After the death of Ahmed you would think that the soldiers would refrain from using their weapons or if they really couldn’t help themselves they would at least ensure that their actions did not result in death. By the rules of their own army, Israeli soldiers and border police are only supposed to fire ammunition below the waste. The policeman that stood ten metres away from Ahmed had made the decision to fire at his head. You would think the death of a 10 year old child would be so repulsive that the soldiers would not even contemplate firing above people’s feet yesterday.
But no, in total 3 people were shot in the head last night with rubber coated steel bullets. Yousef was shot twice from close range and in a few hours it seems that he will be dead, like Ahmed, another victim of this brutal occupation.
There was no reason for the Israeli army to be in Ni’lin yesterday. The soldiers knew there would be a reaction to their presence. What group of young men anywhere in the world would not react to soldiers stalking through their village after killing a child? Why could they not just stay away and let the villagers mourn in peace? They knew their would be a confrontation and not one soldier who discharged his weapon yesterday can say he wasn’t aware of the consequences.
So in two days, two boys have lost their lives, shot in the head by highly trained military personnel. These were no accidents, this is Israeli policy. This state cannot continue to mask its activities under the cloak of security.

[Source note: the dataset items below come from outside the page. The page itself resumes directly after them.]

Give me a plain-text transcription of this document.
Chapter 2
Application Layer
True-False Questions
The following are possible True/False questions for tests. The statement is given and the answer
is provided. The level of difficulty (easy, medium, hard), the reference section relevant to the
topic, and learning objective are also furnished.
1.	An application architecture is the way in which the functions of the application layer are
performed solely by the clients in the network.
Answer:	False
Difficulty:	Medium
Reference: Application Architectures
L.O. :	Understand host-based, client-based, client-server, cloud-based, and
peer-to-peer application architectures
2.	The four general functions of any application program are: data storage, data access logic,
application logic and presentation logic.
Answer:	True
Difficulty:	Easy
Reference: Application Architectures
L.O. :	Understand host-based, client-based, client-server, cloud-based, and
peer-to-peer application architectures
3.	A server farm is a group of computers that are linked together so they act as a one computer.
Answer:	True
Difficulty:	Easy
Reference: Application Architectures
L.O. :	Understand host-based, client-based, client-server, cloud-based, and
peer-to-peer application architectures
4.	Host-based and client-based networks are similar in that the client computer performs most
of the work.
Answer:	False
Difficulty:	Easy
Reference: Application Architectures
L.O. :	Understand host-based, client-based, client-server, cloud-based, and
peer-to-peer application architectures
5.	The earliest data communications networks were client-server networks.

These boys did not pose a threat to the state of Israel, they simply asked not to be imprisoned behind a huge concrete wall, where they and their families would have no hope of a future. Taking land from the people you are occupying and transferring your own population to that land is called ethnic cleansing, it is certainly not security or defence.
The longer I stay here the more upset and desperate I feel at the tragedies the Palestinian people have to suffer day after day, while the international community stands by and does nothing. We may think that the support Israel has from countries such as the US and the UK is too great to break, but we cannot ignore what is going on here. Public opinion matters. We only have to look at the role of boycotts and sanctions in bringing down the apartheid regime in South Africa to know that ordinary people can make a difference. While at Ahmed’s funeral yesterday I could not help but think of Hector Pieterson, the 12 year old boy who was shot and killed by South African police in the 1976 Soweto Uprising. The image of Hector being carried by another student, as his sister watched in despair, is now a symbol of the horrors of Apartheid South Africa. The death of Ahmed and the imminent death of Yousef are as awful and horrible as Hector’s. Let us not look back in thirty, forty or fifty years and see how awful this occupation is, let us realise now and be part of the movement to end it.